Comida amorosa: el vínculo entre alimento y afecto

Comida amorosa

Observo últimamente en los supermercados una escena que se repite con frecuencia: muchas mamás, visiblemente cansadas, preguntan con cierto fastidio a sus hijos pequeños: «A ver… ¿qué quieres para comer?» Como si el niño, con su limitada experiencia y capacidad de decisión, pudiera asumir la responsabilidad de elegir rápidamente entre los centenares de productos expuestos. Tal vez algunas madres crean, influidas por la mentalidad actual, que este tipo de preguntas fomenta la «autonomía» de sus hijos. Pero, al analizarlo más a fondo, parece que la realidad es mucho más compleja.

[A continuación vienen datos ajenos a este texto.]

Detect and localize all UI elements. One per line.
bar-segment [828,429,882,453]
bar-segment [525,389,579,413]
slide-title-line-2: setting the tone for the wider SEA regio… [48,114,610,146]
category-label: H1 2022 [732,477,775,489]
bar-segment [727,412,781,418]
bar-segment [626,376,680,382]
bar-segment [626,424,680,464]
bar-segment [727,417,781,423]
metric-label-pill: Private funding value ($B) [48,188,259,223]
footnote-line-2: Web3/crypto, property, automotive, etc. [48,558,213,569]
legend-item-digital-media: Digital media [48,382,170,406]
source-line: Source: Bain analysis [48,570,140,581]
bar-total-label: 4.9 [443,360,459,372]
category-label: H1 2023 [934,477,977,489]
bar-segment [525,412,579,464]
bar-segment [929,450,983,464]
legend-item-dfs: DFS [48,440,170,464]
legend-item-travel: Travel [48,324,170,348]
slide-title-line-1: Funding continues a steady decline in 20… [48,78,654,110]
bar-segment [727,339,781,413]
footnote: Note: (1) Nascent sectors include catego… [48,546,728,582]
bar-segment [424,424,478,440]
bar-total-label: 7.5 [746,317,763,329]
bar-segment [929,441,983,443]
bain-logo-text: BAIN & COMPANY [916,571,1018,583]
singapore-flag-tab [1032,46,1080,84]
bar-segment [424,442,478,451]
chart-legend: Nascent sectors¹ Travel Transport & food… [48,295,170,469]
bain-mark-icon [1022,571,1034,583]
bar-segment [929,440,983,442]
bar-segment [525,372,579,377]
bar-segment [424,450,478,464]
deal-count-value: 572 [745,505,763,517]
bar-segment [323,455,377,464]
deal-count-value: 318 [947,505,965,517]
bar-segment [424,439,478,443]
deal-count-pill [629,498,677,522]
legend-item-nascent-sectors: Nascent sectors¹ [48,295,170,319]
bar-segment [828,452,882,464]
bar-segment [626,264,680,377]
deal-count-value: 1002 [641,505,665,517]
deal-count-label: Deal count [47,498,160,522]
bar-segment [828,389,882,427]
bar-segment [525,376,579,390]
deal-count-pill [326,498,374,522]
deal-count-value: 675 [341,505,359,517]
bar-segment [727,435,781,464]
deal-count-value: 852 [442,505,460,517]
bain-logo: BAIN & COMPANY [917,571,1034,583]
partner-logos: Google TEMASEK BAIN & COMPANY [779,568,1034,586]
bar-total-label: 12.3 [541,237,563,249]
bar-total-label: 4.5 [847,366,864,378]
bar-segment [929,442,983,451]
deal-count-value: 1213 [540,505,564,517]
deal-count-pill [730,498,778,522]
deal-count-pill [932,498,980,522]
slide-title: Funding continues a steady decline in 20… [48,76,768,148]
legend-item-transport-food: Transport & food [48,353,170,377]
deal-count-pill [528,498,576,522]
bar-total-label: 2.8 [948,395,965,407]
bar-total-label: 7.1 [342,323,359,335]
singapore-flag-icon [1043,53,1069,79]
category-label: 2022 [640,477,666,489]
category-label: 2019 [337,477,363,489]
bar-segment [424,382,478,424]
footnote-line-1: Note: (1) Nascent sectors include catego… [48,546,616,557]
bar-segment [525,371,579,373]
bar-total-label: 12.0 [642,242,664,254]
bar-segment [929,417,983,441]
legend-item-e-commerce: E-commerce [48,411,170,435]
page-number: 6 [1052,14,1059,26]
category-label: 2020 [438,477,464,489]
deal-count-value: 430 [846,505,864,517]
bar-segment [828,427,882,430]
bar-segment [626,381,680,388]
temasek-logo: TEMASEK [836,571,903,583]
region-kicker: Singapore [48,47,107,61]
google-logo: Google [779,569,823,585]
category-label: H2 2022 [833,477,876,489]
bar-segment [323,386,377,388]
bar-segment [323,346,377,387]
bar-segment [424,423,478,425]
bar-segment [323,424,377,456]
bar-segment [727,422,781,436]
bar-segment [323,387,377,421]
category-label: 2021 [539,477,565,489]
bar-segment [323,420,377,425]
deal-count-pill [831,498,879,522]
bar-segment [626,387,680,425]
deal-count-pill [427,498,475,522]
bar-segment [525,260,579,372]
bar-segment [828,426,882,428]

Ante todo, es importante recordar que, como mamíferos, nuestro primer vínculo afectivo con el mundo es oral. Desde el momento en que nacemos, establecemos esta conexión a través del alimento: el pecho materno, la leche. Este acto primario no solo satisface nuestra necesidad de nutrición, sino que también construye una sensación de seguridad y amor. Incluso en la vida adulta, la comida sigue siendo una de las formas principales de expresar afecto hacia los demás. Cuando compartimos una comida con alguien o cocinamos para ellos, el mensaje implícito es claro: «te estoy cuidando, te quiero». Esta íntima relación entre el alimento y el amor nos acompaña toda la vida, influyendo en nuestra forma de relacionarnos con los demás y con nosotros mismos.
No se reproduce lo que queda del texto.